Un plateau vocal et musical homogène
Le spectacle prend toute sa dimension sur le plan musical. La distribution impressionne par sa cohérence et son niveau d’excellence. Dans le rôle d’Edgardo, le ténor Bror Magnus Tødenes s’impose avec une évidence remarquable : voix souple, timbre lumineux, projection aisée. À ces qualités vocales s’ajoute un engagement théâtral particulièrement expressif qui donne au personnage une véritable chair dramatique. Face à lui, Giuliana Gianfaldoni livre une Lucia de très haut vol. Sa technique irréprochable lui permet de dessiner une héroïne toute de délicatesse et de fragilité. La pureté de l’émission, sans vibrato excessif, restitue avec une grande émotion la dimension la plus poignante du rôle, notamment dans la scène de la folie, conduite avec une remarquable maîtrise.

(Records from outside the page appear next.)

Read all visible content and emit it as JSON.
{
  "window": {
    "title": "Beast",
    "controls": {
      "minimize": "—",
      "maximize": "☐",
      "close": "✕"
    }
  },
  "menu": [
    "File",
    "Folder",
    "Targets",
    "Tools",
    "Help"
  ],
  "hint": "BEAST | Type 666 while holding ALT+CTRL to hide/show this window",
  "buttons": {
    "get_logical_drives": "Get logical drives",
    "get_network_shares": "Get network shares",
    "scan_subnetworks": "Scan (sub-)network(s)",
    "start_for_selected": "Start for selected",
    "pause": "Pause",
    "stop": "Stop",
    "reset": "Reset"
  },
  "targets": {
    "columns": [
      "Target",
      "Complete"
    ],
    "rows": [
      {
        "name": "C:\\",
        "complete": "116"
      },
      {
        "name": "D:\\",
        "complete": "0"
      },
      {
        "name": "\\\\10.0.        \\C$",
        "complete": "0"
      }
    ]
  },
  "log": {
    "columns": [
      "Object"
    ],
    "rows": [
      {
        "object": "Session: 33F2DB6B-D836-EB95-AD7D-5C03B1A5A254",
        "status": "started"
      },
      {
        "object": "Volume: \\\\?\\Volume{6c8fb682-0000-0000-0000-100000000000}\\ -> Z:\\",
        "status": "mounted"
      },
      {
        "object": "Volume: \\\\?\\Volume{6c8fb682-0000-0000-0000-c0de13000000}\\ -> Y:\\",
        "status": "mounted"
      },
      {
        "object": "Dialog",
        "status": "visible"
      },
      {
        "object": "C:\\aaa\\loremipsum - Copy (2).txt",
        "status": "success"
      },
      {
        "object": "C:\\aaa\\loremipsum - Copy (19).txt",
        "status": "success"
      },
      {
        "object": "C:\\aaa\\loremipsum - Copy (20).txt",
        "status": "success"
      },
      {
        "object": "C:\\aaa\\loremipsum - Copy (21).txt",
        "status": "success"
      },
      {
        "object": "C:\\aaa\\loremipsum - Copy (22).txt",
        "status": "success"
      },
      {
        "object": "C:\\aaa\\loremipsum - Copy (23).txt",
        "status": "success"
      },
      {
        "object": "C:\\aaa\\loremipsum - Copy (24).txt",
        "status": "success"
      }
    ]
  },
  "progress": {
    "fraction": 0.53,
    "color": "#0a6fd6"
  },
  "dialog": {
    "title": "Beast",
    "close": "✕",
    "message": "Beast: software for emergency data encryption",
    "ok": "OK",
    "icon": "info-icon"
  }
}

À la tête de l’orchestre, José Miguel Pérez-Sierra accompagne la distribution avec une énergie constante. Sa lecture, très contrastée, soutient efficacement la tension dramatique tout en laissant respirer les chanteurs. La partition gagne ainsi en relief et en intensité musicale.
Si cette production porte aujourd’hui les marques d’une autre époque — et pourra sembler trop illustrative à ceux qui attendent une relecture dramaturgique forte —, elle demeure un écrin solide pour une distribution de premier plan. On pourra discuter l’esthétique. Mais musicalement, le plaisir est bien là. Le spectacle est à (re)découvrir à l’Opéra National du Capitole de Toulouse jusqu’au 1er mars.